Norris questions judge's ruling in Shell to Sea case


SEANAD REPORT:DAVID NORRIS (Ind) said he wondered if the decision of a judge to refer a Shell to Sea activist for psychiatric examination indicated a return to a time when attempts were made in eastern Europe to use psychiatry to control political expression.

“I think this is terribly, terribly, dangerous.”

Calling for a debate on the Corrib gasfield controversy, Mr Norris said he was greatly concerned at the jailing of Maura Harrington and the process that had led to it.

A minister of the day had given this field away for nothing to Shell, which was one of the worst polluters and one of the most avid multinationals. He would be very sorry if, the Garda having been enlisted on behalf of a multinational, the court system should then begin to play a role in this matter.

Mr Norris said he was concerned when judges felt free to comment widely on the personality traits of someone they were sentencing. In this case, the judge had made it clear she did not believe in the idealism of Ms Harrington because of her “enjoyment” of the public limelight.

He wondered about the qualifications of an individual to pronounce on a non-judicial matter. The judge had referred Ms Harrington for psychiatric examination, having jailed her for 28 days.

Mr Norris said Ms Harrington had slapped a garda in the face. “I had my face slapped and the person did not go to jail for 28 days,” he said.

Maurice Cummins (FG) said it was important to recognise that gardaí put their lives on the line daily on behalf of the public. Many of them had suffered horrific injuries while performing their duties.

A strong message should go out from the House that no assault on a garda would be condoned.

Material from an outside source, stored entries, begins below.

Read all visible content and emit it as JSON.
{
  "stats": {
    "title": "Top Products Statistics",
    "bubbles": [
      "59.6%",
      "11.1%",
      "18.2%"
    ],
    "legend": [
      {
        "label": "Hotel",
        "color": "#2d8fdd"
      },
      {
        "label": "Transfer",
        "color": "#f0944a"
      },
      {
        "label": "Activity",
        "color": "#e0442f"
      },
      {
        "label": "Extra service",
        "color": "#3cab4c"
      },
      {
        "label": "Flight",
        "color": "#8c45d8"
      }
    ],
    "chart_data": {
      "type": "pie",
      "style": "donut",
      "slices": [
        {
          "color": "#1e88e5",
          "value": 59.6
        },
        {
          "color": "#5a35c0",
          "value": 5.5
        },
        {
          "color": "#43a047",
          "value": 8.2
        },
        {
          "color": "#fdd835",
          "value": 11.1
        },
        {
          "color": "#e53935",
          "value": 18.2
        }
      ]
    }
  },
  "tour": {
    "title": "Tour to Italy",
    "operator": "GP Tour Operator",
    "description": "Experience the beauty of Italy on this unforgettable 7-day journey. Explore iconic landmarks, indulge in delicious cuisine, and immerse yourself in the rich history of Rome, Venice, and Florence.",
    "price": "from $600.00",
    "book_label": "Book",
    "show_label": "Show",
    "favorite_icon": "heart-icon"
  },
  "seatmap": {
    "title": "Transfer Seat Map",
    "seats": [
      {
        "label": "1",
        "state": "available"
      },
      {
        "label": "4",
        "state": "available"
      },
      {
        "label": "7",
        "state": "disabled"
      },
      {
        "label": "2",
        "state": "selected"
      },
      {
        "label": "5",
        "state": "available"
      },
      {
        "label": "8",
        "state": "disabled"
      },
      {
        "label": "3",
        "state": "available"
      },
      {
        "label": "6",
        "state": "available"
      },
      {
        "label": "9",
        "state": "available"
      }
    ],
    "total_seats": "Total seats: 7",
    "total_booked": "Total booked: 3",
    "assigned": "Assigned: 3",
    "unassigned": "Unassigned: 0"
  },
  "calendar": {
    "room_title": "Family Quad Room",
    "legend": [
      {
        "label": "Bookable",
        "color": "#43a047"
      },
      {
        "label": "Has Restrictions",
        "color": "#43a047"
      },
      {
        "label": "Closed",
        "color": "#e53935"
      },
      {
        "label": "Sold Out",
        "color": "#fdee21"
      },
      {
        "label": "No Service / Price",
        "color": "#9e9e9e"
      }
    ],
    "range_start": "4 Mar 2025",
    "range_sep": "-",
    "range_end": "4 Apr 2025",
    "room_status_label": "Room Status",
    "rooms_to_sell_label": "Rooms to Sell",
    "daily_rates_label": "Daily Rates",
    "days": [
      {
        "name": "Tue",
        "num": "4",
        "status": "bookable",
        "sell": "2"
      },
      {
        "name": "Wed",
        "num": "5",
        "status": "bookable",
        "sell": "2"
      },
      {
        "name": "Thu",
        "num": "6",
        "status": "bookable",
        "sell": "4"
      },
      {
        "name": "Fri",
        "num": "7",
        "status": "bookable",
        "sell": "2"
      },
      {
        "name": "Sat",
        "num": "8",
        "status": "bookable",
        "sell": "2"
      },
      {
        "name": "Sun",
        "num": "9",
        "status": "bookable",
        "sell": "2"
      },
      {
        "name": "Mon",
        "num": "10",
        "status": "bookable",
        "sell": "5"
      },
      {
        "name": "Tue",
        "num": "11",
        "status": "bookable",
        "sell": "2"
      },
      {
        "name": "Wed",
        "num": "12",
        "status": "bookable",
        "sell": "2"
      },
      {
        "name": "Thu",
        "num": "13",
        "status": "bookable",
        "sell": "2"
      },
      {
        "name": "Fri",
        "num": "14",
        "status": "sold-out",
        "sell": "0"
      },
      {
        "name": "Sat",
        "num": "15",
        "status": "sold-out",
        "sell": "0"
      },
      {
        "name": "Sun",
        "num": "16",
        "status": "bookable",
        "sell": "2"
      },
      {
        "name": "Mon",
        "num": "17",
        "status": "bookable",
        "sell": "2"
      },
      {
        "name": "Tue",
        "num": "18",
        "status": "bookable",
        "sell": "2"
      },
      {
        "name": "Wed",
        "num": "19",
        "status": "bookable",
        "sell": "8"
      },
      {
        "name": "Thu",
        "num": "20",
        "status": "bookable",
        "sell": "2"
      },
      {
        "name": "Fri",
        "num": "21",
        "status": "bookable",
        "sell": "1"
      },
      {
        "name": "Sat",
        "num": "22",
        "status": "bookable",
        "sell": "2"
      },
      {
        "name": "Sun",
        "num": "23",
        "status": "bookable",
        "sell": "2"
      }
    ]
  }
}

There should be mandatory custodial sentences for assaults on gardaí or emergency service personnel.


A significant Government alteration to a Bill underlined the important role of the Seanad in scrutinising legislation, Joe O’Toole (Ind) said. The Harbours (Amendment) Bill had been changed in a way that could not have happened in the Dáil. The protracted Seanad debate had facilitated this.

Mr O’Toole said the Government had now undertaken that there would have to be consultations with local interests in relation to the future administrative status of the Bantry Bay and Tralee and Fenit harbour authorities.